Mahmoud est bercé aussi des récits de combats héroïques du 4e Régiment de Tirailleurs Tunisiens pendant la première guerre mondiale. C’est ce 4e RTT que rejoindra son frère aîné Mohamed avant qu’il ne le rejoigne lui-même, au terme d’un parcours scolaire accidenté au cours duquel il découvre le poids de l’injustice et des petits notables.
Mais dans cette famille Fekih où les liens avec la France sont étroits, son père Amos, officier des terres domaniales, étant très proche de l’officier français de sa zone, le débat d’idées est également très riche et, très tôt, Mahmoud entendra parler des nationalistes et du jeune leader Habib Bourguiba, un de ses cousins étant un des militants actifs du néo-Destour.
Après ses mésaventures scolaires, une brouille avec son père liée au remariage de celui-ci le pousse à gagner à son tour le 4e RTT où il fera une grande partie de sa carrière, plus loyal envers la France qu’elle ne le sera avec lui.
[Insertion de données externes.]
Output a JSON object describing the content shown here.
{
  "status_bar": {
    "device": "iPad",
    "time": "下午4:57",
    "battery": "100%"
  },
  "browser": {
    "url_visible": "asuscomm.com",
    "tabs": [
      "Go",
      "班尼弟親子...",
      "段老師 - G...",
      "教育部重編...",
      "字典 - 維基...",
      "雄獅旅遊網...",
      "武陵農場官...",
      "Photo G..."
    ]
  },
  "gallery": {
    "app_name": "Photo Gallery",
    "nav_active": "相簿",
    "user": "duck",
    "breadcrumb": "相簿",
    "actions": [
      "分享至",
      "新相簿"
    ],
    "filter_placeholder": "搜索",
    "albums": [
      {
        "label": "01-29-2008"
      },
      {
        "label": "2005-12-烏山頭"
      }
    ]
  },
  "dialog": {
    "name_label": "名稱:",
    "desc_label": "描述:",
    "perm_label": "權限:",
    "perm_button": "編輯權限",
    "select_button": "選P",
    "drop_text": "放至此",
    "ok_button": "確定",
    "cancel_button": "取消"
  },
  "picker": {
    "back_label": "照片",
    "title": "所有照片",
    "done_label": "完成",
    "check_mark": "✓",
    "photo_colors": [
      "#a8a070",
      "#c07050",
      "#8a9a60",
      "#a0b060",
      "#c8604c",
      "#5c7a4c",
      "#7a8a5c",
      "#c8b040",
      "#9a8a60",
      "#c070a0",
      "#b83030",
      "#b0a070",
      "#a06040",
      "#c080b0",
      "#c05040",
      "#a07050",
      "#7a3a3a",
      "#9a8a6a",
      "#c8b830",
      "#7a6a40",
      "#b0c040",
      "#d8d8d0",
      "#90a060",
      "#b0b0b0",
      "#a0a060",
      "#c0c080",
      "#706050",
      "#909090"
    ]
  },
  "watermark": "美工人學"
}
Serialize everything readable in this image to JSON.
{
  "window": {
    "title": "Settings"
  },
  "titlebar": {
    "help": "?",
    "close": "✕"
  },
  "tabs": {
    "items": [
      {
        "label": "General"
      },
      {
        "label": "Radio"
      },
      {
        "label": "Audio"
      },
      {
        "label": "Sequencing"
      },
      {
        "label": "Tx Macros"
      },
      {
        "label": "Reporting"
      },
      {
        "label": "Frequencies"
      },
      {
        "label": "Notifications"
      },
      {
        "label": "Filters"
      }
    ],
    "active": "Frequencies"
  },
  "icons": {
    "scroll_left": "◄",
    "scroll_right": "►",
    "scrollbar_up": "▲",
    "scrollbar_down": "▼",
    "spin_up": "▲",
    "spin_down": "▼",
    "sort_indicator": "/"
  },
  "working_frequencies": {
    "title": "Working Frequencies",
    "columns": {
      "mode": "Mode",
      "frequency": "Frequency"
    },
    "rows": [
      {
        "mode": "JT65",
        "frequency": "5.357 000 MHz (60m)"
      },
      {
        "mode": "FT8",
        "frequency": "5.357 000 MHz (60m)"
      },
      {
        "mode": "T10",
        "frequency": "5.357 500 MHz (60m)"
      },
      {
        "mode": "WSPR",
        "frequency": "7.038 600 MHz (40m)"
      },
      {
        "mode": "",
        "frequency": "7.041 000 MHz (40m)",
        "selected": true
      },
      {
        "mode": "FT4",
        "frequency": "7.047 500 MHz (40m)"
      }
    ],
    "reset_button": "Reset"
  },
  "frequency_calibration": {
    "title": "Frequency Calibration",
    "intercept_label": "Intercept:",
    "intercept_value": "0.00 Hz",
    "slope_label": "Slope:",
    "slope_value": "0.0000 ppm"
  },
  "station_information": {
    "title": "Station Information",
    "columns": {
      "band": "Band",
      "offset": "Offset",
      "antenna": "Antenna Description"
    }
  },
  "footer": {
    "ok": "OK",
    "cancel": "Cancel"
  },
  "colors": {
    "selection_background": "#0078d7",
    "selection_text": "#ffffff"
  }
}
Patriotisme de Tunisien, fierté d’homme libre et loyauté envers la France seront ainsi les trois vertus qui l’accompagneront dans les épreuves. Après les premiers combats de mai 1940 où il accuse les cadres français d’utiliser les troupes indigènes comme “chair à canon” et conteste le dispositif, il échappe de peu à la cour martiale en raison de l’âpreté de combats qui voient disparaître la moitié de ses camarades de régiment.
Cet affrontement sérieux n’atteindra pas sa loyauté. Capturé par les Allemands, interné dans un camp de prisonniers, il comprend très vite le jeu pervers de séduction que déploient les Allemands envers les troupes indigènes (ci-dessus au Frontstalag 204 de Péronne). Dès leur arrivée aux camps, il a vu le tri parmi ses camarades et la disparition soudaine de ceux identifiés comme juifs – il a compris qu’il ne pouvait rien attendre des Allemands.
Mais surtout, révélation importante, il reçoit comme sans doute nombre de ses camarades le message que fait passer Bourguiba aux combattants tunisiens : “ne jamais soutenir les Allemands mais aider la France à gagner la guerre”. Ayant rejeté fermement une étonnante proposition de rejoindre les SS “comme d’autres musulmans”, lui explique-t-on, il se retrouve brusquement dans un camp de travail. Et là ce sont des résistants français qui tentent de le piéger pour couvrir un vol d’outils : encore une fois, le même questionnement sur ce qu’il fait pour la France et ce que les Français font pour lui, qui à leur façon le traitent encore une fois de chair à canon.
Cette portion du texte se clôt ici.